Он останавливался, замирая, у разложенных на газоне разноцветных ожерелий из сердолика, агата, яшмы — ожерелий, где тепло светились красные, зеленые, желтые неизвестных ему пород камни, смотрел жадными глазами на серебряные браслеты с позеленевшей, покрытой мелкими трещинами бирюзой, тяжелые кольца, медные кувшинчики, брошки, древние обломки с чуть видными рисунками, бронзовые коробочки для хранения притираний и талисманов. Над этими товарами стояли мрачные выходцы из далекого Ладака, Малого Тибета, одетые, как монахи, а их женщины, тоже в черных платьях, с толстыми платками на головах, сидели, глядя на остановившихся пешеходов глазами заклинательниц.
Их неподвижные позы, их каменные лица не предвещали ничего доброго. И опять Яков Бомпер уносился куда-то в сторону от этого, такого обыкновенного уличного базарчика. Ему казалось,- что эти люди притворяются. И совсем не затем пришли они из далеких своих ущелий сюда в столицу, чтобы продавать обломки старых сосудов и ожерелья из камней, выглаженных горными речками. В их угрюмых лицах можно было прочитать о какой-то древней трагедии, жертвами которой стали когда-то их предки, а теперь они отбывают бесконечные годы наказание за преступление, смысл которого потерян. И никто не помнит, за что осуждены эти люди, которые из своих уединенных мест приходят в обыкновенный сегодняшний город и предлагают странные вещи случайным покупателям.

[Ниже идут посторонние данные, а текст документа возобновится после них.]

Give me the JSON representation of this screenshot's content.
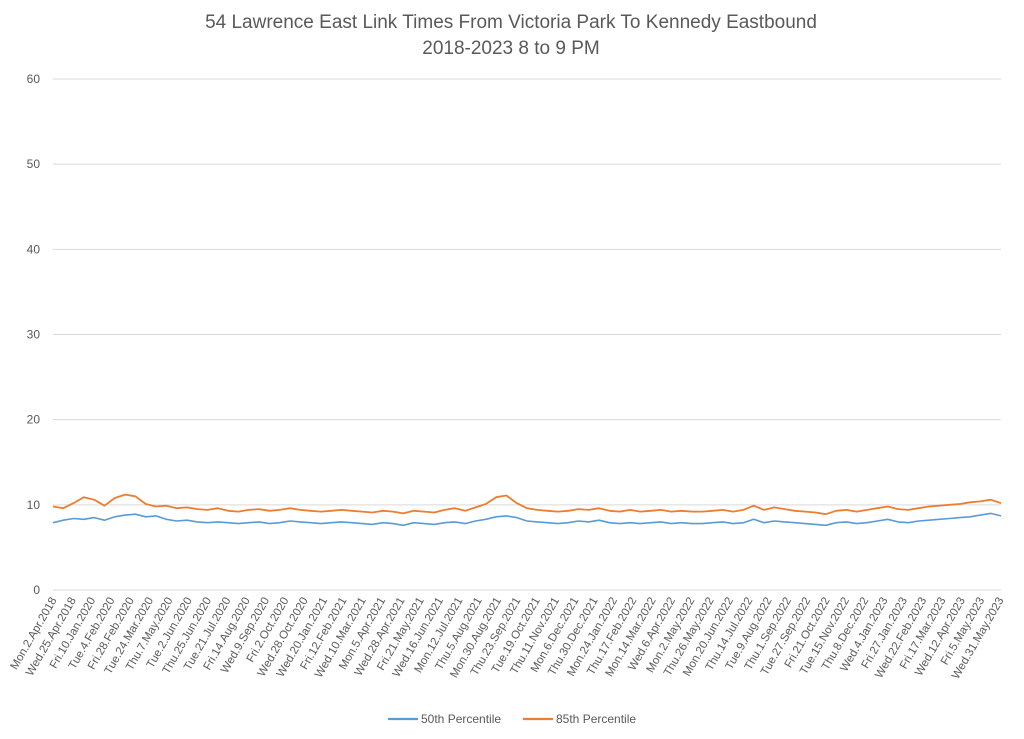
{
  "chart_data": {
    "type": "line",
    "title": "54 Lawrence East Link Times From Victoria Park To Kennedy Eastbound",
    "subtitle": "2018-2023 8 to 9 PM",
    "xlabel": "",
    "ylabel": "",
    "ylim": [
      0,
      60
    ],
    "yticks": [
      0,
      10,
      20,
      30,
      40,
      50,
      60
    ],
    "grid": true,
    "legend_position": "bottom",
    "x_tick_labels": [
      "Mon.2.Apr.2018",
      "Wed.25.Apr.2018",
      "Fri.10.Jan.2020",
      "Tue.4.Feb.2020",
      "Fri.28.Feb.2020",
      "Tue.24.Mar.2020",
      "Thu.7.May.2020",
      "Tue.2.Jun.2020",
      "Thu.25.Jun.2020",
      "Tue.21.Jul.2020",
      "Fri.14.Aug.2020",
      "Wed.9.Sep.2020",
      "Fri.2.Oct.2020",
      "Wed.28.Oct.2020",
      "Wed.20.Jan.2021",
      "Fri.12.Feb.2021",
      "Wed.10.Mar.2021",
      "Mon.5.Apr.2021",
      "Wed.28.Apr.2021",
      "Fri.21.May.2021",
      "Wed.16.Jun.2021",
      "Mon.12.Jul.2021",
      "Thu.5.Aug.2021",
      "Mon.30.Aug.2021",
      "Thu.23.Sep.2021",
      "Tue.19.Oct.2021",
      "Thu.11.Nov.2021",
      "Mon.6.Dec.2021",
      "Thu.30.Dec.2021",
      "Mon.24.Jan.2022",
      "Thu.17.Feb.2022",
      "Mon.14.Mar.2022",
      "Wed.6.Apr.2022",
      "Mon.2.May.2022",
      "Thu.26.May.2022",
      "Mon.20.Jun.2022",
      "Thu.14.Jul.2022",
      "Tue.9.Aug.2022",
      "Thu.1.Sep.2022",
      "Tue.27.Sep.2022",
      "Fri.21.Oct.2022",
      "Tue.15.Nov.2022",
      "Thu.8.Dec.2022",
      "Wed.4.Jan.2023",
      "Fri.27.Jan.2023",
      "Wed.22.Feb.2023",
      "Fri.17.Mar.2023",
      "Wed.12.Apr.2023",
      "Fri.5.May.2023",
      "Wed.31.May.2023"
    ],
    "series": [
      {
        "name": "50th Percentile",
        "color": "#5B9BD5",
        "values": [
          7.9,
          8.2,
          8.4,
          8.3,
          8.5,
          8.2,
          8.6,
          8.8,
          8.9,
          8.6,
          8.7,
          8.3,
          8.1,
          8.2,
          8.0,
          7.9,
          8.0,
          7.9,
          7.8,
          7.9,
          8.0,
          7.8,
          7.9,
          8.1,
          8.0,
          7.9,
          7.8,
          7.9,
          8.0,
          7.9,
          7.8,
          7.7,
          7.9,
          7.8,
          7.6,
          7.9,
          7.8,
          7.7,
          7.9,
          8.0,
          7.8,
          8.1,
          8.3,
          8.6,
          8.7,
          8.5,
          8.1,
          8.0,
          7.9,
          7.8,
          7.9,
          8.1,
          8.0,
          8.2,
          7.9,
          7.8,
          7.9,
          7.8,
          7.9,
          8.0,
          7.8,
          7.9,
          7.8,
          7.8,
          7.9,
          8.0,
          7.8,
          7.9,
          8.3,
          7.9,
          8.1,
          8.0,
          7.9,
          7.8,
          7.7,
          7.6,
          7.9,
          8.0,
          7.8,
          7.9,
          8.1,
          8.3,
          8.0,
          7.9,
          8.1,
          8.2,
          8.3,
          8.4,
          8.5,
          8.6,
          8.8,
          9.0,
          8.7
        ]
      },
      {
        "name": "85th Percentile",
        "color": "#ED7D31",
        "values": [
          9.8,
          9.6,
          10.2,
          10.9,
          10.6,
          9.9,
          10.8,
          11.2,
          11.0,
          10.1,
          9.8,
          9.9,
          9.6,
          9.7,
          9.5,
          9.4,
          9.6,
          9.3,
          9.2,
          9.4,
          9.5,
          9.3,
          9.4,
          9.6,
          9.4,
          9.3,
          9.2,
          9.3,
          9.4,
          9.3,
          9.2,
          9.1,
          9.3,
          9.2,
          9.0,
          9.3,
          9.2,
          9.1,
          9.4,
          9.6,
          9.3,
          9.7,
          10.1,
          10.9,
          11.1,
          10.2,
          9.6,
          9.4,
          9.3,
          9.2,
          9.3,
          9.5,
          9.4,
          9.6,
          9.3,
          9.2,
          9.4,
          9.2,
          9.3,
          9.4,
          9.2,
          9.3,
          9.2,
          9.2,
          9.3,
          9.4,
          9.2,
          9.4,
          9.9,
          9.4,
          9.7,
          9.5,
          9.3,
          9.2,
          9.1,
          8.9,
          9.3,
          9.4,
          9.2,
          9.4,
          9.6,
          9.8,
          9.5,
          9.4,
          9.6,
          9.8,
          9.9,
          10.0,
          10.1,
          10.3,
          10.4,
          10.6,
          10.2
        ]
      }
    ]
  },
  "legend": {
    "p50": "50th Percentile",
    "p85": "85th Percentile"
  }
}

И люди, приехавшие из самых дальних стран, охотно покупают все эти камни и бронзовые и серебряные вещицы. И опять горцы уходят в горы, чтобы принести новые ожерелья и кольца, изготовленные старыми мастерами. Это тоже бег времени, похожий на бесконечное стремление велосипедистов — промчаться утром по пустым улицам. Только те были во всем белом, а эти во всем черном... Тут уже начиналась какая-то тайна. И, думая об этом, Бомпер возвращался в гостиницу, совершив прогулку. Его не интересовали одиночные фигуры прохожих. Какое-то дерево, все усыпанное алыми цветами, без листьев, как факел, горело перед ним, но он, почти не заметив его, прошел мимо. Оно ему ничего не говорило.
У себя в номере он сел за стол и вынул книжку в синем мягком переплете. Это была его любимая записная книжка, с которой он не расставался. Любой человек был бы поражен отрывочностью, беспорядочностью этих записей. Там вперемежку среди телефонов разных городов Швейцарии и не только Швейцарии, адресов многих мужчин и женщин были вклеены газетные вырезки, значение которых понятно было только хозяину записной книжки; за анекдотами и песенками снова шли телефоны, длинные и короткие заметки, нарочно написанные неразборчивым почерком или просто зашифрованные, записи ощущений, пейзажей, настроений, целые сценки, выписки из книг, изречения, мало что говорившие постороннему и полные смысла только для Бомпера.